The English High Court has sanctioned Smile Telecom Holding Limited's (Smile) restructuring plan, despite there being no parallel restructuring proceedings in Mauritius, the place of Smile's incorporation.
At the convening hearing, the court held that all creditors, other than the super senior facility creditor, were 'out of the money' and therefore could not vote on the plan. A senior creditor raised objections and offered an alternative valuation report but did not attend the sanction hearing.
Decision
- A creditor who opposes a restructuring plan must 'stop shouting from the spectator's seats' and attend court to make its arguments. Despite a company's duty to bring all relevant matters to the attention of the court, it is not obliged to comment on an alternative valuation report that has not been put in front of the court by the dissenting creditor. The court also does not have to consider the report of its own accord.
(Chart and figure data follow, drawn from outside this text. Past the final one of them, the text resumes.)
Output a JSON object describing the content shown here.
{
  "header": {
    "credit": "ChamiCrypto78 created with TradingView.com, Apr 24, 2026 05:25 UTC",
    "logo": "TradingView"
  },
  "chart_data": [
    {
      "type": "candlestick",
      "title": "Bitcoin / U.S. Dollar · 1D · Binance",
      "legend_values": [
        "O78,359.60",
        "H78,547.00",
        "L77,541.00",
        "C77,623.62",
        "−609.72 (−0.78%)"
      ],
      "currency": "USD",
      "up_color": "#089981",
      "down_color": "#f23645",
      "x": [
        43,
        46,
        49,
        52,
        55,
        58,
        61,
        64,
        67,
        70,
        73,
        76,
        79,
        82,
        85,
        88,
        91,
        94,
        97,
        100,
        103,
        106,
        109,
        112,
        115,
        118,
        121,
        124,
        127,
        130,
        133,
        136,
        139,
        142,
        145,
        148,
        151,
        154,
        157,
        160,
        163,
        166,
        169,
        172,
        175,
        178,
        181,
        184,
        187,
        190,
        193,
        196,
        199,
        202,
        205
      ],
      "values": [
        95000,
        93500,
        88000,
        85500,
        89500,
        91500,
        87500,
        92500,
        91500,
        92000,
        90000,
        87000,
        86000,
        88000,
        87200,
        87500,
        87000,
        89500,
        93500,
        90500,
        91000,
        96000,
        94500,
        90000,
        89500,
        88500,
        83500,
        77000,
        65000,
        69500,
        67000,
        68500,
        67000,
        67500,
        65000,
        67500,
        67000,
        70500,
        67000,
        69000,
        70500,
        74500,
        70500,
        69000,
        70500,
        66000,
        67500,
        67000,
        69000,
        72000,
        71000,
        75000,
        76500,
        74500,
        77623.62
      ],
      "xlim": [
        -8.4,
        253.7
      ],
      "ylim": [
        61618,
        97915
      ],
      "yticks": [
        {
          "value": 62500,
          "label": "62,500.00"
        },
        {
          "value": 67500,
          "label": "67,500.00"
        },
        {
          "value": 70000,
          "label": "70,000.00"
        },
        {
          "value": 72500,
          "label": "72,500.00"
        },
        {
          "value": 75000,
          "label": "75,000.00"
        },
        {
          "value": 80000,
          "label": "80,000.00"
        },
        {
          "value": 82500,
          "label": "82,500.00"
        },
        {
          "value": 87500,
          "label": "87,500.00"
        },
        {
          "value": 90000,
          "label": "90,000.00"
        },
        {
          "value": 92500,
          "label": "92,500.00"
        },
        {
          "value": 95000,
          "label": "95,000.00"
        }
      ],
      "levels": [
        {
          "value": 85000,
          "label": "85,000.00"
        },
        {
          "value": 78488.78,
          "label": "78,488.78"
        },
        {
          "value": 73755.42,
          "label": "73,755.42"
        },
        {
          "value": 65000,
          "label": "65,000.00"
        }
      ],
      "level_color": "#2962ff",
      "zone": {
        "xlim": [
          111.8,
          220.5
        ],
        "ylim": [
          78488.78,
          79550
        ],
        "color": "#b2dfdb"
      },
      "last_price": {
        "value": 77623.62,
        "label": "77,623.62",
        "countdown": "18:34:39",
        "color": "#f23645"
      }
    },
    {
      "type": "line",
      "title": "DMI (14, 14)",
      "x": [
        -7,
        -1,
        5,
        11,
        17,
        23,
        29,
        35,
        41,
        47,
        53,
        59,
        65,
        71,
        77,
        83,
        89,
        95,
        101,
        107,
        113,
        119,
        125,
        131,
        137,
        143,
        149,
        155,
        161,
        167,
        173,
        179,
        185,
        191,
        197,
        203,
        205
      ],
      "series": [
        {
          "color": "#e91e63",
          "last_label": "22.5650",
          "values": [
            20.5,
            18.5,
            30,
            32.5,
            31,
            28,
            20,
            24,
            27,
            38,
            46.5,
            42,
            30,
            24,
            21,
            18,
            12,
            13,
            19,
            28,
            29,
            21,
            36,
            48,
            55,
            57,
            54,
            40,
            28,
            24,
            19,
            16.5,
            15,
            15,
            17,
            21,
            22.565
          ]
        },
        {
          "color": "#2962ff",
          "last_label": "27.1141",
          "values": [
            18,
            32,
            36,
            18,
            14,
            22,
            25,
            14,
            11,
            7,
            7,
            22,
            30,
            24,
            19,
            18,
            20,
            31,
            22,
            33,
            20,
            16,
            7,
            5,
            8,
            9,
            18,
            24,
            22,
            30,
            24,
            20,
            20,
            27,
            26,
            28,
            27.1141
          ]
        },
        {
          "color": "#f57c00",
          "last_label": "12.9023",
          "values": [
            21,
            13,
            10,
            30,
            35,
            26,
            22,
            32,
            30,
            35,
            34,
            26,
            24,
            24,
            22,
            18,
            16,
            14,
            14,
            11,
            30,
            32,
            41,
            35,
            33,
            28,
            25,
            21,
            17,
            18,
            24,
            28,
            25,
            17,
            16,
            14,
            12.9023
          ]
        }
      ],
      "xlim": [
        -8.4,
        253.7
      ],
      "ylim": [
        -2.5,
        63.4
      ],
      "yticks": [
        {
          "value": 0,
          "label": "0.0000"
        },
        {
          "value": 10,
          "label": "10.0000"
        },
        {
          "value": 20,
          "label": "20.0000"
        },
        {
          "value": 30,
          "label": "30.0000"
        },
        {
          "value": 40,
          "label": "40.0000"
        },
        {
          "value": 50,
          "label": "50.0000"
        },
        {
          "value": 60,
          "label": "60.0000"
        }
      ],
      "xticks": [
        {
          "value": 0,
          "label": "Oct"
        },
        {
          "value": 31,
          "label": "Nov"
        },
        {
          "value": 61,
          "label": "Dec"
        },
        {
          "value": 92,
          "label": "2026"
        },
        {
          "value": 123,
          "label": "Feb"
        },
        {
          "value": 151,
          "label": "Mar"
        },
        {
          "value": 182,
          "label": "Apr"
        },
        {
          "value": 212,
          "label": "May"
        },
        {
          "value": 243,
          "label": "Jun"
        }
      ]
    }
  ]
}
- Smile had a sufficient connection with England to justify the court sanctioning its restructuring plan which would alter the constitution and share capital of a Mauritian company. There is no strict legal requirement for there to be a parallel scheme in Mauritius.
- The court found that, based on expert evidence from local counsel, the plan would be effective in Mauritius and in the countries where other senior creditors were based.
Key takeaways
- Creditors who oppose a restructuring plan should attend the court hearing otherwise their alternative solutions are unlikely to be considered.
- An English court can approve a plan where there is no parallel plan in the company's country of incorporation.